LABACE Convention News

Canada Heavily Promotes its Aerospace Support Capabilities at LABACE

 - August 31, 2016, 3:34 PM
Canadian business aviation products, such as this Bombardier Challenger, are well represented and supported in Latin America. (Photo: Ian Sheppard - AIN)

The fifth Brazil-Canada MRO Technology Seminar, and first Canada-Latin America MRO Technology Seminar, was held at the LABACE show this week. Delayed by rain, it began with Consul and Senior Trade Commissioner Louis-Pierre Edmond, in Portuguese, offering “thanks to those who maintain the safety of our aircraft and carry us and our families.” He recalled the long aviation relationship between Canada and Brazil, and then gave numbers on the importance of the MRO industry to Canada–some $4 billion a year in revenue and more tan 17,000 jobs for engineers.

The audience, reduced by the weather from the usual capacity crowd, awaited presentations from various LABACE exhibitors: Bombardier, CAE, Vector Aerospace, Viking Air, Pratt & Whitney Canada, Rockwell-Collins, Heli-One, and more Canadian and local companies.

A panel discussion on “The Role of Airports for the MRO Industry” included Gol Airlines’ maintenance base general manager, the manager of the São Paulo state airports of Araraquara and São Carlos, the latter home to the TAM airline maintenance base, as well as Standard Aero and C>Fly Aviation, partner in the still-unfinished Catarina airport project. 

Before the presentation, Juul Heijblom of Heli-One, which has bases in Cabo Frio and Macae serving the offshore oil-and-gas market, shared observations on the impact of the recession: “Oil-and-gas has had a reduction of more than half in flight hours in the last two years.

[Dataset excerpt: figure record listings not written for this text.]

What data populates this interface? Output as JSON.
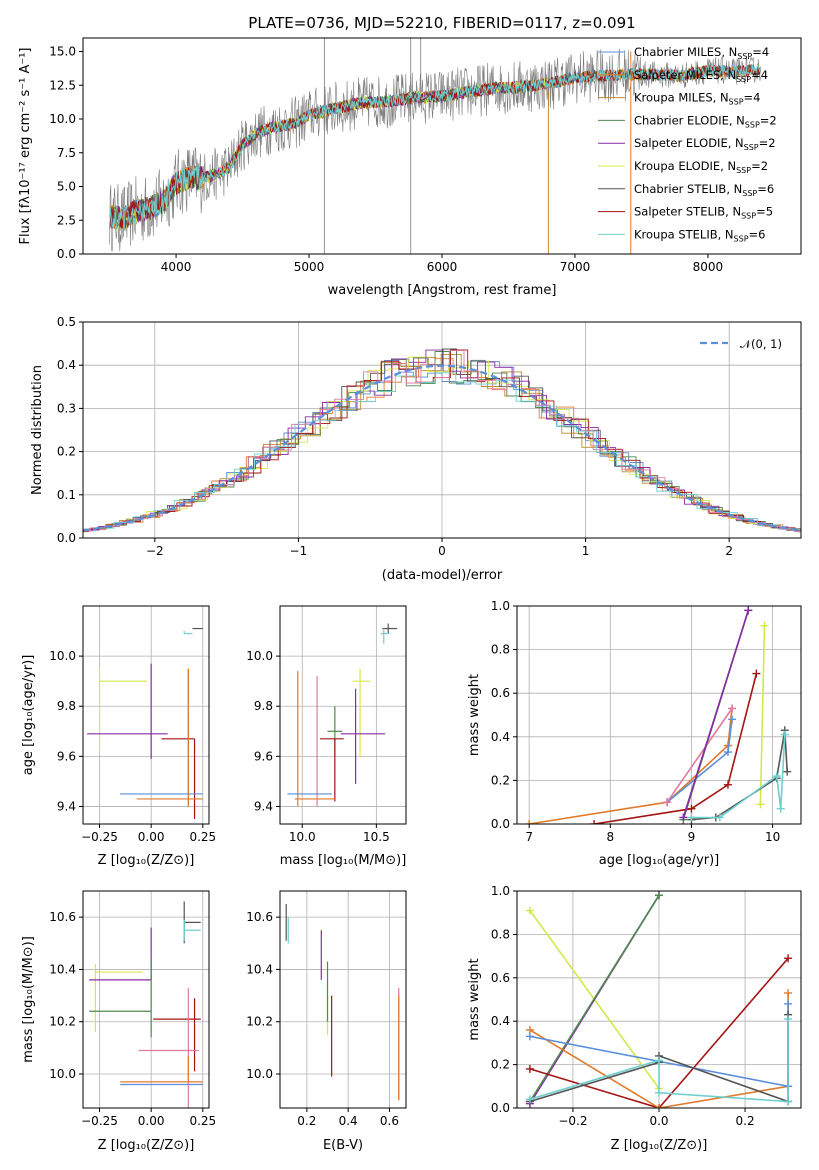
{
  "colors": {
    "Chabrier MILES": "#5b8fd9",
    "Salpeter MILES": "#e07b2b",
    "Kroupa MILES": "#c08a2a",
    "Chabrier ELODIE": "#4f8a4f",
    "Salpeter ELODIE": "#8a2aa8",
    "Kroupa ELODIE": "#d4e84a",
    "Chabrier STELIB": "#555555",
    "Salpeter STELIB": "#a51414",
    "Kroupa STELIB": "#6fcfcf",
    "pink": "#e07aa0",
    "normal": "#5b8fd9"
  },
  "chart_data": [
    {
      "id": "spectrum",
      "type": "line",
      "title": "PLATE=0736, MJD=52210, FIBERID=0117, z=0.091",
      "xlabel": "wavelength [Angstrom, rest frame]",
      "ylabel": "Flux [fλ10⁻¹⁷ erg cm⁻² s⁻¹ A⁻¹]",
      "xlim": [
        3300,
        8700
      ],
      "ylim": [
        0,
        16
      ],
      "xticks": [
        "4000",
        "5000",
        "6000",
        "7000",
        "8000"
      ],
      "yticks": [
        "0.0",
        "2.5",
        "5.0",
        "7.5",
        "10.0",
        "12.5",
        "15.0"
      ],
      "legend_position": "top-right",
      "legend": [
        {
          "series": "Chabrier MILES",
          "text": "Chabrier MILES, N",
          "sub": "SSP",
          "n": "=4"
        },
        {
          "series": "Salpeter MILES",
          "text": "Salpeter MILES, N",
          "sub": "SSP",
          "n": "=4"
        },
        {
          "series": "Kroupa MILES",
          "text": "Kroupa MILES, N",
          "sub": "SSP",
          "n": "=4"
        },
        {
          "series": "Chabrier ELODIE",
          "text": "Chabrier ELODIE, N",
          "sub": "SSP",
          "n": "=2"
        },
        {
          "series": "Salpeter ELODIE",
          "text": "Salpeter ELODIE, N",
          "sub": "SSP",
          "n": "=2"
        },
        {
          "series": "Kroupa ELODIE",
          "text": "Kroupa ELODIE, N",
          "sub": "SSP",
          "n": "=2"
        },
        {
          "series": "Chabrier STELIB",
          "text": "Chabrier STELIB, N",
          "sub": "SSP",
          "n": "=6"
        },
        {
          "series": "Salpeter STELIB",
          "text": "Salpeter STELIB, N",
          "sub": "SSP",
          "n": "=5"
        },
        {
          "series": "Kroupa STELIB",
          "text": "Kroupa STELIB, N",
          "sub": "SSP",
          "n": "=6"
        }
      ],
      "model_curve": {
        "x": [
          3500,
          3600,
          3700,
          3800,
          3900,
          4000,
          4100,
          4200,
          4300,
          4400,
          4500,
          4600,
          4700,
          4800,
          4900,
          5000,
          5200,
          5400,
          5600,
          5800,
          6000,
          6200,
          6400,
          6600,
          6800,
          7000,
          7200,
          7400,
          7600,
          7800,
          8000,
          8200,
          8400
        ],
        "y": [
          2.8,
          2.6,
          3.2,
          3.4,
          3.9,
          5.2,
          5.7,
          5.6,
          5.9,
          6.4,
          8.1,
          8.9,
          9.3,
          9.5,
          9.7,
          10.3,
          10.8,
          11.2,
          11.3,
          11.6,
          11.7,
          12.0,
          12.3,
          12.4,
          12.6,
          13.1,
          13.2,
          13.3,
          13.3,
          13.2,
          13.6,
          13.5,
          13.7
        ]
      }
    },
    {
      "id": "residuals",
      "type": "step",
      "xlabel": "(data-model)/error",
      "ylabel": "Normed distribution",
      "xlim": [
        -2.5,
        2.5
      ],
      "ylim": [
        0,
        0.5
      ],
      "xticks": [
        "−2",
        "−1",
        "0",
        "1",
        "2"
      ],
      "xtick_values": [
        -2,
        -1,
        0,
        1,
        2
      ],
      "yticks": [
        "0.0",
        "0.1",
        "0.2",
        "0.3",
        "0.4",
        "0.5"
      ],
      "legend": "𝒩(0, 1)",
      "legend_position": "top-right"
    },
    {
      "id": "age-vs-Z",
      "type": "errorbar",
      "xlabel": "Z [log₁₀(Z/Z⊙)]",
      "ylabel": "age  [log₁₀(age/yr)]",
      "xlim": [
        -0.33,
        0.28
      ],
      "ylim": [
        9.33,
        10.2
      ],
      "xticks": [
        "−0.25",
        "0.00",
        "0.25"
      ],
      "xtick_values": [
        -0.25,
        0,
        0.25
      ],
      "yticks": [
        "9.4",
        "9.6",
        "9.8",
        "10.0"
      ],
      "ytick_values": [
        9.4,
        9.6,
        9.8,
        10.0
      ],
      "points": [
        {
          "s": "Chabrier STELIB",
          "x": 0.2,
          "y": 10.11,
          "xerr": [
            0.0,
            0.05
          ],
          "yerr": [
            0.0,
            0.0
          ]
        },
        {
          "s": "Kroupa STELIB",
          "x": 0.16,
          "y": 10.09,
          "xerr": [
            0.0,
            0.04
          ],
          "yerr": [
            0.0,
            0.01
          ]
        },
        {
          "s": "Kroupa ELODIE",
          "x": -0.25,
          "y": 9.9,
          "xerr": [
            0.0,
            0.23
          ],
          "yerr": [
            0.28,
            0.05
          ]
        },
        {
          "s": "Salpeter ELODIE",
          "x": 0.0,
          "y": 9.69,
          "xerr": [
            0.31,
            0.08
          ],
          "yerr": [
            0.1,
            0.28
          ]
        },
        {
          "s": "Salpeter STELIB",
          "x": 0.21,
          "y": 9.67,
          "xerr": [
            0.16,
            0.0
          ],
          "yerr": [
            0.32,
            0.0
          ]
        },
        {
          "s": "Chabrier MILES",
          "x": 0.18,
          "y": 9.45,
          "xerr": [
            0.33,
            0.07
          ],
          "yerr": [
            0.05,
            0.5
          ]
        },
        {
          "s": "Salpeter MILES",
          "x": 0.18,
          "y": 9.43,
          "xerr": [
            0.25,
            0.07
          ],
          "yerr": [
            0.03,
            0.52
          ]
        }
      ]
    },
    {
      "id": "age-vs-mass",
      "type": "errorbar",
      "xlabel": "mass [log₁₀(M/M⊙)]",
      "xlim": [
        9.85,
        10.7
      ],
      "ylim": [
        9.33,
        10.2
      ],
      "xticks": [
        "10.0",
        "10.5"
      ],
      "xtick_values": [
        10.0,
        10.5
      ],
      "yticks": [
        "9.4",
        "9.6",
        "9.8",
        "10.0"
      ],
      "ytick_values": [
        9.4,
        9.6,
        9.8,
        10.0
      ],
      "points": [
        {
          "s": "Chabrier STELIB",
          "x": 10.58,
          "y": 10.11,
          "xerr": [
            0.04,
            0.06
          ],
          "yerr": [
            0.02,
            0.02
          ]
        },
        {
          "s": "Kroupa STELIB",
          "x": 10.55,
          "y": 10.09,
          "xerr": [
            0.02,
            0.04
          ],
          "yerr": [
            0.04,
            0.02
          ]
        },
        {
          "s": "Kroupa ELODIE",
          "x": 10.39,
          "y": 9.9,
          "xerr": [
            0.05,
            0.07
          ],
          "yerr": [
            0.3,
            0.05
          ]
        },
        {
          "s": "Salpeter ELODIE",
          "x": 10.36,
          "y": 9.69,
          "xerr": [
            0.1,
            0.2
          ],
          "yerr": [
            0.2,
            0.18
          ]
        },
        {
          "s": "Chabrier ELODIE",
          "x": 10.22,
          "y": 9.7,
          "xerr": [
            0.05,
            0.05
          ],
          "yerr": [
            0.1,
            0.1
          ]
        },
        {
          "s": "Salpeter STELIB",
          "x": 10.22,
          "y": 9.67,
          "xerr": [
            0.1,
            0.06
          ],
          "yerr": [
            0.25,
            0.0
          ]
        },
        {
          "s": "pink",
          "x": 10.1,
          "y": 9.7,
          "xerr": [
            0.0,
            0.0
          ],
          "yerr": [
            0.3,
            0.22
          ]
        },
        {
          "s": "Salpeter MILES",
          "x": 9.97,
          "y": 9.6,
          "xerr": [
            0.0,
            0.0
          ],
          "yerr": [
            0.2,
            0.34
          ]
        },
        {
          "s": "Chabrier MILES",
          "x": 10.1,
          "y": 9.45,
          "xerr": [
            0.2,
            0.1
          ],
          "yerr": [
            0.0,
            0.0
          ]
        },
        {
          "s": "Salpeter MILES",
          "x": 10.1,
          "y": 9.43,
          "xerr": [
            0.15,
            0.12
          ],
          "yerr": [
            0.0,
            0.0
          ]
        }
      ]
    },
    {
      "id": "weight-vs-age",
      "type": "line",
      "xlabel": "age  [log₁₀(age/yr)]",
      "ylabel": "mass weight",
      "xlim": [
        6.85,
        10.35
      ],
      "ylim": [
        0,
        1.0
      ],
      "xticks": [
        "7",
        "8",
        "9",
        "10"
      ],
      "xtick_values": [
        7,
        8,
        9,
        10
      ],
      "yticks": [
        "0.0",
        "0.2",
        "0.4",
        "0.6",
        "0.8",
        "1.0"
      ],
      "series": [
        {
          "name": "Salpeter MILES",
          "x": [
            7.0,
            8.7,
            9.45,
            9.5
          ],
          "y": [
            0.0,
            0.1,
            0.36,
            0.53
          ]
        },
        {
          "name": "Chabrier MILES",
          "x": [
            8.7,
            9.45,
            9.5
          ],
          "y": [
            0.1,
            0.33,
            0.48
          ]
        },
        {
          "name": "pink",
          "x": [
            8.7,
            9.5
          ],
          "y": [
            0.1,
            0.53
          ]
        },
        {
          "name": "Salpeter STELIB",
          "x": [
            7.8,
            9.0,
            9.45,
            9.8
          ],
          "y": [
            0.0,
            0.07,
            0.18,
            0.69
          ]
        },
        {
          "name": "Chabrier ELODIE",
          "x": [
            8.9,
            9.7
          ],
          "y": [
            0.02,
            0.98
          ]
        },
        {
          "name": "Salpeter ELODIE",
          "x": [
            8.9,
            9.7
          ],
          "y": [
            0.03,
            0.98
          ]
        },
        {
          "name": "Kroupa ELODIE",
          "x": [
            9.85,
            9.9
          ],
          "y": [
            0.09,
            0.91
          ]
        },
        {
          "name": "Chabrier STELIB",
          "x": [
            9.0,
            9.3,
            10.05,
            10.15,
            10.18
          ],
          "y": [
            0.02,
            0.03,
            0.21,
            0.43,
            0.24
          ]
        },
        {
          "name": "Kroupa STELIB",
          "x": [
            9.0,
            9.35,
            10.05,
            10.1,
            10.15
          ],
          "y": [
            0.03,
            0.03,
            0.22,
            0.07,
            0.41
          ]
        }
      ]
    },
    {
      "id": "mass-vs-Z",
      "type": "errorbar",
      "xlabel": "Z [log₁₀(Z/Z⊙)]",
      "ylabel": "mass [log₁₀(M/M⊙)]",
      "xlim": [
        -0.33,
        0.28
      ],
      "ylim": [
        9.87,
        10.7
      ],
      "xticks": [
        "−0.25",
        "0.00",
        "0.25"
      ],
      "xtick_values": [
        -0.25,
        0,
        0.25
      ],
      "yticks": [
        "10.0",
        "10.2",
        "10.4",
        "10.6"
      ],
      "ytick_values": [
        10.0,
        10.2,
        10.4,
        10.6
      ],
      "points": [
        {
          "s": "Chabrier STELIB",
          "x": 0.16,
          "y": 10.58,
          "xerr": [
            0.0,
            0.08
          ],
          "yerr": [
            0.08,
            0.08
          ]
        },
        {
          "s": "Kroupa STELIB",
          "x": 0.16,
          "y": 10.55,
          "xerr": [
            0.0,
            0.08
          ],
          "yerr": [
            0.04,
            0.04
          ]
        },
        {
          "s": "Kroupa ELODIE",
          "x": -0.27,
          "y": 10.39,
          "xerr": [
            0.0,
            0.23
          ],
          "yerr": [
            0.23,
            0.03
          ]
        },
        {
          "s": "Salpeter ELODIE",
          "x": 0.0,
          "y": 10.36,
          "xerr": [
            0.3,
            0.0
          ],
          "yerr": [
            0.0,
            0.2
          ]
        },
        {
          "s": "Chabrier ELODIE",
          "x": 0.0,
          "y": 10.24,
          "xerr": [
            0.3,
            0.0
          ],
          "yerr": [
            0.1,
            0.2
          ]
        },
        {
          "s": "Salpeter STELIB",
          "x": 0.21,
          "y": 10.21,
          "xerr": [
            0.2,
            0.03
          ],
          "yerr": [
            0.2,
            0.08
          ]
        },
        {
          "s": "pink",
          "x": 0.18,
          "y": 10.09,
          "xerr": [
            0.24,
            0.05
          ],
          "yerr": [
            0.24,
            0.24
          ]
        },
        {
          "s": "Salpeter MILES",
          "x": 0.18,
          "y": 9.97,
          "xerr": [
            0.33,
            0.07
          ],
          "yerr": [
            0.0,
            0.1
          ]
        },
        {
          "s": "Chabrier MILES",
          "x": 0.18,
          "y": 9.96,
          "xerr": [
            0.33,
            0.07
          ],
          "yerr": [
            0.0,
            0.0
          ]
        }
      ]
    },
    {
      "id": "mass-vs-EBV",
      "type": "errorbar",
      "xlabel": "E(B-V)",
      "xlim": [
        0.07,
        0.68
      ],
      "ylim": [
        9.87,
        10.7
      ],
      "xticks": [
        "0.2",
        "0.4",
        "0.6"
      ],
      "xtick_values": [
        0.2,
        0.4,
        0.6
      ],
      "yticks": [
        "10.0",
        "10.2",
        "10.4",
        "10.6"
      ],
      "ytick_values": [
        10.0,
        10.2,
        10.4,
        10.6
      ],
      "points": [
        {
          "s": "Chabrier STELIB",
          "x": 0.1,
          "y": 10.58,
          "xerr": [
            0.0,
            0.0
          ],
          "yerr": [
            0.07,
            0.07
          ]
        },
        {
          "s": "Kroupa STELIB",
          "x": 0.11,
          "y": 10.55,
          "xerr": [
            0.0,
            0.0
          ],
          "yerr": [
            0.05,
            0.05
          ]
        },
        {
          "s": "Salpeter ELODIE",
          "x": 0.27,
          "y": 10.45,
          "xerr": [
            0.0,
            0.0
          ],
          "yerr": [
            0.09,
            0.1
          ]
        },
        {
          "s": "Kroupa ELODIE",
          "x": 0.3,
          "y": 10.3,
          "xerr": [
            0.0,
            0.0
          ],
          "yerr": [
            0.15,
            0.0
          ]
        },
        {
          "s": "Chabrier ELODIE",
          "x": 0.3,
          "y": 10.3,
          "xerr": [
            0.0,
            0.0
          ],
          "yerr": [
            0.1,
            0.13
          ]
        },
        {
          "s": "Salpeter STELIB",
          "x": 0.32,
          "y": 10.14,
          "xerr": [
            0.0,
            0.0
          ],
          "yerr": [
            0.15,
            0.16
          ]
        },
        {
          "s": "pink",
          "x": 0.645,
          "y": 10.2,
          "xerr": [
            0.0,
            0.0
          ],
          "yerr": [
            0.3,
            0.13
          ]
        },
        {
          "s": "Salpeter MILES",
          "x": 0.645,
          "y": 10.1,
          "xerr": [
            0.0,
            0.0
          ],
          "yerr": [
            0.2,
            0.2
          ]
        }
      ]
    },
    {
      "id": "weight-vs-Z",
      "type": "line",
      "xlabel": "Z [log₁₀(Z/Z⊙)]",
      "ylabel": "mass weight",
      "xlim": [
        -0.33,
        0.33
      ],
      "ylim": [
        0,
        1.0
      ],
      "xticks": [
        "−0.2",
        "0.0",
        "0.2"
      ],
      "xtick_values": [
        -0.2,
        0,
        0.2
      ],
      "yticks": [
        "0.0",
        "0.2",
        "0.4",
        "0.6",
        "0.8",
        "1.0"
      ],
      "series": [
        {
          "name": "Kroupa ELODIE",
          "x": [
            -0.3,
            0.0
          ],
          "y": [
            0.91,
            0.09
          ]
        },
        {
          "name": "Salpeter ELODIE",
          "x": [
            -0.3,
            0.0
          ],
          "y": [
            0.02,
            0.98
          ]
        },
        {
          "name": "Chabrier ELODIE",
          "x": [
            -0.3,
            0.0
          ],
          "y": [
            0.03,
            0.98
          ]
        },
        {
          "name": "Salpeter STELIB",
          "x": [
            -0.3,
            0.0,
            0.3
          ],
          "y": [
            0.18,
            0.0,
            0.69
          ]
        },
        {
          "name": "Salpeter MILES",
          "x": [
            -0.3,
            0.0,
            0.3,
            0.3
          ],
          "y": [
            0.36,
            0.0,
            0.1,
            0.53
          ]
        },
        {
          "name": "Chabrier MILES",
          "x": [
            -0.3,
            0.3,
            0.3
          ],
          "y": [
            0.33,
            0.1,
            0.48
          ]
        },
        {
          "name": "Chabrier STELIB",
          "x": [
            -0.3,
            0.0,
            0.0,
            0.3,
            0.3
          ],
          "y": [
            0.03,
            0.21,
            0.24,
            0.03,
            0.43
          ]
        },
        {
          "name": "Kroupa STELIB",
          "x": [
            -0.3,
            0.0,
            0.0,
            0.3,
            0.3
          ],
          "y": [
            0.04,
            0.22,
            0.07,
            0.03,
            0.41
          ]
        }
      ]
    }
  ]
}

I’d risk saying that hours are down 60-70 percent.” However, he did note that the cause is not solely the recession; the temporary grounding of Airbus Helicopters EC225/H225 Super Pumas being another factor.

Moises Bentivoglio, director of sales and marketing for Vancouver-based Pacific Avionics and Instruments, predicted that for the Brazilian economy there is “hope for stabilization in 2017,” with the economy beginning to “creep up” again in 2018. He took a similar view for most of Latin America, though Mexico might recover sooner, he said, in mid-2017.